Could it be that it needs to send 2k ghosted entities and it is using GhostRelevancy?
(this does not happen if the Build configuration is Debug or Develop)
I suspect this is caused by too many irrelevant ghosts causing snapshots to be larger than one MTU and require fragmentation because we despawn all of them at once.
There is a bug with fragmentation pipeline initialization in NetworkStreamReceiveSystem - if you change line ~114 (in CreateServerDriver) to driver = NetworkDriver.Create(reliabilityParams, fragmentationParams); that might be enough to fix it. You can also create a custom INetworkStreamDriverConstructor and assign it to NetworkStreamReceiveSystem.s_DriverConstructor during bootstrap if you want to tweak the pipeline parameters without modifying the package.
I can now run in release mode and the initial error no longer occurs (woo!)
BUT…
I am in NavigationScene and hit “host game” (this bootstraps client/server worlds then triggers MainScene)
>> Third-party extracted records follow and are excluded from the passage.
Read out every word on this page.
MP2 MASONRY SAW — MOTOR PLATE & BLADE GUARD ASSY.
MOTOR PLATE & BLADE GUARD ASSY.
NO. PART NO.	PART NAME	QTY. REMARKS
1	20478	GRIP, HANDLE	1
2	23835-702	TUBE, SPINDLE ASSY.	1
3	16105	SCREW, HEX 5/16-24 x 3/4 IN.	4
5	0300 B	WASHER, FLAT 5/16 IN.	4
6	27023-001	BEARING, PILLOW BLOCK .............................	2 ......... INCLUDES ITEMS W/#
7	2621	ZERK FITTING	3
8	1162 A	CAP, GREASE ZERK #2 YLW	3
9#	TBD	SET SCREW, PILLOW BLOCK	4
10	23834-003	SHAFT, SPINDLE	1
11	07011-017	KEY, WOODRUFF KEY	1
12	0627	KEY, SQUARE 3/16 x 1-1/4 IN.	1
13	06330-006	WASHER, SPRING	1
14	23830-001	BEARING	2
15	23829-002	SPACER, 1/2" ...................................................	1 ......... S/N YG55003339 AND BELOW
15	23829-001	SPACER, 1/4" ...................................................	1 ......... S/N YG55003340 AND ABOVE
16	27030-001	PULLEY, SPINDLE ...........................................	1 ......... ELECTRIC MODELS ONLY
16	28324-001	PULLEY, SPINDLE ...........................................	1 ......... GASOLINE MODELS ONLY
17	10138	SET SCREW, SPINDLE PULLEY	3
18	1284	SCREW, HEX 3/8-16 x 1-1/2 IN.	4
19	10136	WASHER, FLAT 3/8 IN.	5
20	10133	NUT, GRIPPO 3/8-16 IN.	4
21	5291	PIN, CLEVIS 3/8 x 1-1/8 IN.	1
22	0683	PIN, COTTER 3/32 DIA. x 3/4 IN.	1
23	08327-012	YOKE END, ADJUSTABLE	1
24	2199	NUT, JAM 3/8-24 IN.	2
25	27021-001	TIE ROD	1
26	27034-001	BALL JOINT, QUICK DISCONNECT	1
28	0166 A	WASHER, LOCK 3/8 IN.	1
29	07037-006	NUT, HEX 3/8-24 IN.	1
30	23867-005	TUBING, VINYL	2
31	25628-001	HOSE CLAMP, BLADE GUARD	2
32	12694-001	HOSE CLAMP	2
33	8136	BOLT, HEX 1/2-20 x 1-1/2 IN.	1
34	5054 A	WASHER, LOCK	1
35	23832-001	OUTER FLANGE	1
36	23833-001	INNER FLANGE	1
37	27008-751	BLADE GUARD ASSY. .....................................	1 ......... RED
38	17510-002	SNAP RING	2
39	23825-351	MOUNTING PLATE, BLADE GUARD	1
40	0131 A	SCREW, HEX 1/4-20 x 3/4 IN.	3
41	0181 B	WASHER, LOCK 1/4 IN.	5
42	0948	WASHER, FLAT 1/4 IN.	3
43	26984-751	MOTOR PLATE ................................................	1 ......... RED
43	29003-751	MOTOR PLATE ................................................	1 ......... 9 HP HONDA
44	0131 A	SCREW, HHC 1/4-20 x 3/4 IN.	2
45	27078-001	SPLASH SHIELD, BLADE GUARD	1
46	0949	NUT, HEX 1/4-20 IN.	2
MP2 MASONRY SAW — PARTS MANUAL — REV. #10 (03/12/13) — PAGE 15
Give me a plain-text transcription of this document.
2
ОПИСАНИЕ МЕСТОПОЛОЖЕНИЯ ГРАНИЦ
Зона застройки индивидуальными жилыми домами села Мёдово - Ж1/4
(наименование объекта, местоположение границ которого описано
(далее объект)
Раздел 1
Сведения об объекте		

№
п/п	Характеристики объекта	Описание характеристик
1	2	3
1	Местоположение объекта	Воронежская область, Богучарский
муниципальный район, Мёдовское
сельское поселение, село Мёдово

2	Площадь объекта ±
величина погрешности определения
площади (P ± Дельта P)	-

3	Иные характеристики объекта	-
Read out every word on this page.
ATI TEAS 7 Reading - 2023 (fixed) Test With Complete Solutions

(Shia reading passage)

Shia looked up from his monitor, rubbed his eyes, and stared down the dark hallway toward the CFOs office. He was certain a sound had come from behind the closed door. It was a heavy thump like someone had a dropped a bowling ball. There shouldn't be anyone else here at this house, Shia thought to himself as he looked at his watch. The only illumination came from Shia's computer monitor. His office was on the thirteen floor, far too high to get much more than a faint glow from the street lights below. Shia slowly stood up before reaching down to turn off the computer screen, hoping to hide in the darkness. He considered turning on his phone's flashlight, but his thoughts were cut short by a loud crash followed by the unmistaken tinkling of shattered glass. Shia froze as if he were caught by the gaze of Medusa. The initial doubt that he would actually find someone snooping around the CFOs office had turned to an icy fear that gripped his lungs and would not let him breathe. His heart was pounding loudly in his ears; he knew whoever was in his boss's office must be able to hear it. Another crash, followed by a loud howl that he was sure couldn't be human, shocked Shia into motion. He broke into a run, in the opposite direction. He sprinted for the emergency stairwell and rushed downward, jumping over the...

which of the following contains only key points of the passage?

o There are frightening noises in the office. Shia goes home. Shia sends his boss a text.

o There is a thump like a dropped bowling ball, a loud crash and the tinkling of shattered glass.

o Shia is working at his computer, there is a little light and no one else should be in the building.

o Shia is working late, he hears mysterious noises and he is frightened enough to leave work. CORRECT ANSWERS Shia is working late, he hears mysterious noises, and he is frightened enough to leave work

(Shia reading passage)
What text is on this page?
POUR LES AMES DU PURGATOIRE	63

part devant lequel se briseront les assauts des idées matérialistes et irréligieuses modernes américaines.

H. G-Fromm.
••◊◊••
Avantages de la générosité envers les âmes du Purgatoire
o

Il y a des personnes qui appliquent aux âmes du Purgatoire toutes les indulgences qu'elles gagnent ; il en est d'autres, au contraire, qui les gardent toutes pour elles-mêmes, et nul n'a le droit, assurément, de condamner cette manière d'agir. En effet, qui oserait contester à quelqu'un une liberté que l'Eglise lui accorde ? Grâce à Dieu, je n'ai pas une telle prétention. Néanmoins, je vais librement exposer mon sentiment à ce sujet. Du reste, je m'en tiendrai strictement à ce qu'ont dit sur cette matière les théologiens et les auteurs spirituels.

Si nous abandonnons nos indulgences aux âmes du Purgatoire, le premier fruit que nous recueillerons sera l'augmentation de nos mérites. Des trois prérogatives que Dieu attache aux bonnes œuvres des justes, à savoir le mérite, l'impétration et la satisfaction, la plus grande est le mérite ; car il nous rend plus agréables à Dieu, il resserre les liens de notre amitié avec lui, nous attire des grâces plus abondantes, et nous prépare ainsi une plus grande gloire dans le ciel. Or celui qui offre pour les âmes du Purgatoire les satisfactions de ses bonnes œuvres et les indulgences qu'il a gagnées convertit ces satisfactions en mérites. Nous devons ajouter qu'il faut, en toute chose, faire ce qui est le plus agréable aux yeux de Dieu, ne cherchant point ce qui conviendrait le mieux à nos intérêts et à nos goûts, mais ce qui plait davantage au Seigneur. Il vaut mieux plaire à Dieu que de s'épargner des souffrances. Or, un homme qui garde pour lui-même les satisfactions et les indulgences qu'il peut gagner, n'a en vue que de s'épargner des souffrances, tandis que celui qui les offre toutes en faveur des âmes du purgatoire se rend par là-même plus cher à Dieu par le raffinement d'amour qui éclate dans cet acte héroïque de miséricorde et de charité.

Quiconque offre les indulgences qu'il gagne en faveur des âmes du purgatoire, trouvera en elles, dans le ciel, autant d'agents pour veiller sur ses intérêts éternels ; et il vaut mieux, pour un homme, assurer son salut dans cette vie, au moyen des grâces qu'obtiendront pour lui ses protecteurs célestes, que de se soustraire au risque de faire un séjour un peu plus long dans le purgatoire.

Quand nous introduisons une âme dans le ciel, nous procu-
MainScene now loads and works! (nice!)
I hit “quit” to return to NavigationScene
If I hit “host game” again it will will crash with “Fragmentation capacity exceeded”
I get an error:
System.InvalidOperationException: Fragmentation capacity exceeded
Thrown from job: Unity.Networking.Transport.FragmentationPipelineStage.Receive
This Exception was thrown from a job compiled with Burst, which has limited exception support. Turn off burst (Jobs -> Burst -> Enable Compilation) to inspect full exceptions & stacktraces. In this standalone build configuration burst will now abort the Application.
(Filename: Line: 408)
So it seems to only work once.
This is odd because I totally destroy all of ECS when returning to NavigationScene (Worlds.Dispose and UniversalQuery delete all entities)
So I wonder why this error is stateful.